Four Strategies for Becoming a Great Attending

My first six months as an attending were frightening. I would drive to my shifts with the radio on, but I couldn’t really enjoy it. I was thinking about all the things that could go wrong. The truth was I didn’t know if I could handle the unknown. I was hypersensitive to the idea that a lot of the hospital didn’t respect emergency physicians. Medical intelligence was “altitude dependent,” and we were in the basement.

I took this fear and sensitivity and decided to go upstairs to the floors. It was a way to soothe my fear about the care I had provided to patients, but it was also my small, personal mission to change the rest of the hospital’s perception about emergency physicians. It’s all too easy to stay within the four walls of the emergency department as a new attending, but that just plays into the perception of emergency docs as just shift workers who only triage people before the “real” physicians take over.

Once a month, I would pick a patient I had admitted the day before, whose disease process I was interested in or concerned about, and I would go check on him. I was ostensibly checking on the patient, but I would also say hi to the nurses and attendings who were rounding, and introduce myself to everyone I could. At first they were visibly shocked to see an EP caring for someone out of his natural zone. But after that shock, my visits were always received in a hugely positive way. It showed the rest of the hospital staff that emergency physicians don’t just triage people; we are physicians who care about patients, just like them.

Eventually, after many years of encouraging other new attendings to follow this practice, I gave it a name, and it’s one of four strategies I advocate for surviving the first few months at a new job.

Practice Door-to-Floor

Rotations as a resident led you to work alongside the orthopedist, the OB/GYN, the internist. As an attending, you need to go out of your way to develop those relationships. You don’t want staff on the floor to simply say, “Oh, here’s another Ulmer patient.” Don’t be a faceless name on the H&P.

Once a month, check on a patient you admitted from your last shift, and take it as an opportunity to meet other clinicians. You will build new relationships and learn about interesting cases, and you’ll also get the thing that a lot of EPs don’t realize they miss: continuity of care.

Chart in the Lounge

Another strategy I encourage is to walk down the hall to the physician’s lounge and finish your charting there, as opposed to doing it in the ED. A stationary EM attending immediately becomes the ECG reader! Rather than being distracted by constant ECGs, go chart somewhere you can build a meaningful relationship with someone outside the ED.

Show Up 15 Minutes Early

Do your socializing, say hi to the charge nurse, make sure your badge is working, and get logged in before your shift starts.
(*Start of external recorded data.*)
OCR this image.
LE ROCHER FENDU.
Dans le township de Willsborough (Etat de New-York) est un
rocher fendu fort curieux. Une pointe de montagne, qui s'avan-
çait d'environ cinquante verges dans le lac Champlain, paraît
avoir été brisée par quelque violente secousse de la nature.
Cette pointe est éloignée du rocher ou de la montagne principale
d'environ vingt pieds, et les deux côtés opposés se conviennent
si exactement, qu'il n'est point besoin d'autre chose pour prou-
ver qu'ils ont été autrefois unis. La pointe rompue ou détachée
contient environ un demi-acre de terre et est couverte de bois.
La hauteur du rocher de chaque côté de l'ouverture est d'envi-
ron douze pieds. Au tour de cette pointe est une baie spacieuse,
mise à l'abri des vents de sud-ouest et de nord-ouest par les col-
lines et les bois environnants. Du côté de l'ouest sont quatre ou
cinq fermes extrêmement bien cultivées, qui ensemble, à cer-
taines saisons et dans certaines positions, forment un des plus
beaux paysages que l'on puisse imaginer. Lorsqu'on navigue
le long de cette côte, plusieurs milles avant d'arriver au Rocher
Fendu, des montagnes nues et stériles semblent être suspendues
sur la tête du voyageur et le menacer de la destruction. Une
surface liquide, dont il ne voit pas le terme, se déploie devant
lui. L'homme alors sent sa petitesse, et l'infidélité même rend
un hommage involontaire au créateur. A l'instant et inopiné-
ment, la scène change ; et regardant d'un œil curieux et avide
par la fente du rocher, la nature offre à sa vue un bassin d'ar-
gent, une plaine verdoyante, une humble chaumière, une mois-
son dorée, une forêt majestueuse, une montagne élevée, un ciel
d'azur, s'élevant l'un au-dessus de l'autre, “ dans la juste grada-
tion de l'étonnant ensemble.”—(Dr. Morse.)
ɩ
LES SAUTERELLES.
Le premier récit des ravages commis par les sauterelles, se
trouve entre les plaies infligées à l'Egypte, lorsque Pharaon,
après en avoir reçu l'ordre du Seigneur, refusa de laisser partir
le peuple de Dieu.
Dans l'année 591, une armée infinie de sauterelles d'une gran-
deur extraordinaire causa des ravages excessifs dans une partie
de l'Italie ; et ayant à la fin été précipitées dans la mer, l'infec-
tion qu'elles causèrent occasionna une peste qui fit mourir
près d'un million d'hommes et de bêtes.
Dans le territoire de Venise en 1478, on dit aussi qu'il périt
The minute your shift starts, you should be ready to see a patient, not fiddling with the log-in. This is an important courtesy to the physician you’re relieving. If I’m finishing up my shift and you’re starting at 3 p.m., I want you to be able to see a patient right at 3, not 3:15. More than being respectful to your colleagues, though, making sure you’re ready to go on the minute is also about ensuring there is no gap in patient care.

Thank Everybody

Finally, make a point to thank absolutely everybody who contributes to the functioning of the ED. This includes the nurses, most obviously, to the x-ray techs to security to the housecleaning staff. Everybody needs to know he is valued. Many times, I’ll be caring for a patient and housekeeping comes in to take out the trash, and they apologize for getting in the way. I always tell them no, don’t apologize, and thank them for what they’re doing. After all, if rooms don’t get clean, we can’t put patients in them.

This gratitude will come back to you in spades because everyone ultimately interacts with your patients, and whether it’s a housekeeper or a nurse, you want those people to tell your patient, “You’ve got a great doctor looking after you today.”